Culture issues between leaders are often a mirror. They reflect ambiguity, misalignment, or unclear expectations from the top. Fix those, and you prevent a lot of future friction.
Know when to escalate or make a change
Sometimes, after you've done all of this work,diagnosed the issue, clarified decision rights, had the conversation, set accountability,one or both people still won't collaborate. They drag their feet. They undermine the agreement. They poison the culture by talking behind the other person's back.
That's a character problem, not a communication problem. And at that point, you have to be willing to make a change.

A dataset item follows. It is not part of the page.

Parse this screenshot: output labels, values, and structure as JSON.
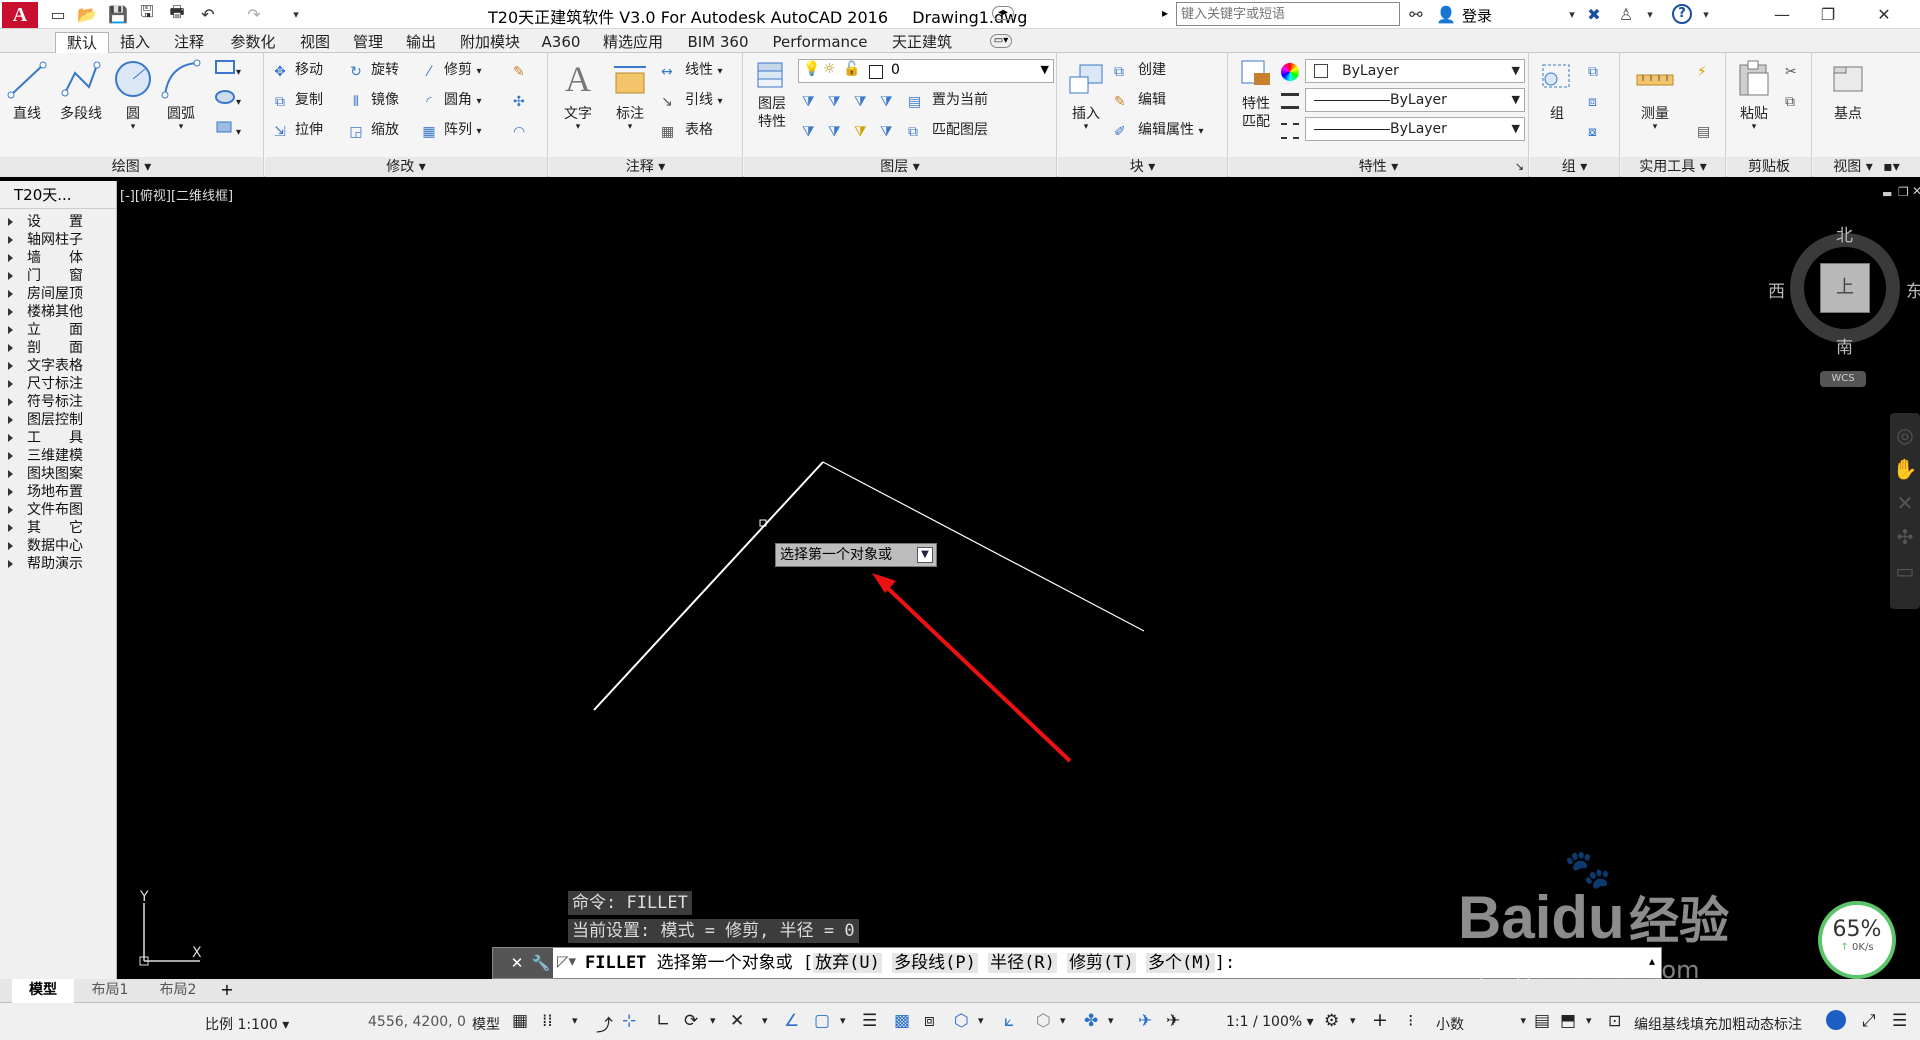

This is hard. People become comfortable in their roles. You might worry about losing someone with deep product knowledge or a long tenure. But a department head who can't work collaboratively with their peers is a net drag on your business. They're creating work for you, demoralizing their team, and modeling poor behavior for everyone else.

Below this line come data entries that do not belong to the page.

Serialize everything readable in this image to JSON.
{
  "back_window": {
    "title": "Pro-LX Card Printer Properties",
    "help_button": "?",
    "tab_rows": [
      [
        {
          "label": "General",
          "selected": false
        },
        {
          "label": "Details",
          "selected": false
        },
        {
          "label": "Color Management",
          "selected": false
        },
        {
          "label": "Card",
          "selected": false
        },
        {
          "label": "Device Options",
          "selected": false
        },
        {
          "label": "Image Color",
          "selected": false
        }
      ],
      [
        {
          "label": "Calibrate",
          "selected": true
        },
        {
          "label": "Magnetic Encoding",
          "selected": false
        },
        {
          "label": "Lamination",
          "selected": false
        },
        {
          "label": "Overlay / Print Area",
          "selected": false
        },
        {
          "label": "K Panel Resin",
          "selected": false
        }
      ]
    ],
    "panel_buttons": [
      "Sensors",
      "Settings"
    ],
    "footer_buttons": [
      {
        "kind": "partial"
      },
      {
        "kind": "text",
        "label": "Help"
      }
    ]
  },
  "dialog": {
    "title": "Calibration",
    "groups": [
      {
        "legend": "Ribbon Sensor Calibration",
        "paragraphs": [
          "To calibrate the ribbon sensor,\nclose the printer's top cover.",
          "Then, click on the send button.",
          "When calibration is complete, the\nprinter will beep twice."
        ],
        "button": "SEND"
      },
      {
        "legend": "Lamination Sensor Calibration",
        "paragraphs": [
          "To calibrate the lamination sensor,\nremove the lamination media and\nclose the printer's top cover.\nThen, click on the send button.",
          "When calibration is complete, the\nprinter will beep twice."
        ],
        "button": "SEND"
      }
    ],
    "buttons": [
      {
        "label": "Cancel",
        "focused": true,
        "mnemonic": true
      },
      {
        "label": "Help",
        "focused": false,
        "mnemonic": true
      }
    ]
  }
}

If you've given people clear expectations, diagnosed the real issue, reset the structure, and they still choose not to collaborate, moving them is often the kindest and clearest thing you can do,for them and for your dealership.
Frequently asked questions
Should I take sides when two department heads are in conflict?
No. Your job is to diagnose the real issue, clarify decision rights, and hold both people accountable to a professional standard of collaboration. Taking sides signals to the rest of your team that you play favorites, which erodes trust and makes people reluctant to bring problems to you. Stay neutral on personality and firm on behavior.
What if one department head refuses to participate in a joint meeting?
That's a refusal to meet a professional expectation. Address it directly: "I need you in a meeting with me and [the other person] on [date] to resolve this. This is a requirement of your role, not a request." If they still refuse, that's grounds for a performance conversation about whether they're the right fit for a leadership position in your dealership.
How do I prevent culture issues between leaders from happening in the first place?
Be crystal clear about decision rights, priorities, and what collaboration looks like at your dealership. Make it explicit in job descriptions, in onboarding, and in regular one-on-ones. Model the behavior yourself. Use systems and tools that encourage transparency and information-sharing so people aren't operating in silos. And regularly ask your teams: "How is the leadership team working together from your perspective?"
What if the culture issue is rooted in a personality conflict that existed before both people worked at my dealership?
Personality matters less than you think. Even if two people don't naturally click, they can work together professionally if the role, the expectations, and the decision rights are clear. Focus on behavior and outcomes, not feelings. That said, if a personality conflict is so strong that it's preventing execution even after you've done the structural work, you may need to separate them,different shifts, different report structures, or a change in assignment.
How do I explain to the rest of my leadership team why I'm addressing an issue between two department heads?
You don't need to explain the details. But you can be transparent about the standard: "I'm committed to making sure our leadership team collaborates effectively. That means I'm going to address any gaps in alignment quickly and directly. I expect that from myself and from all of you." This reinforces the culture you're building and signals that you take collaboration seriously.
Should I be worried if two department heads tell me different stories about what went wrong?
Not necessarily. People experience conflict differently. One person remembers a specific incident as a betrayal; the other barely remembers it. What matters is that you've heard both sides, you understand the operational impact, and you're clear about the standard going forward. Don't get trapped in debating whose version is "true." Focus on what needs to change.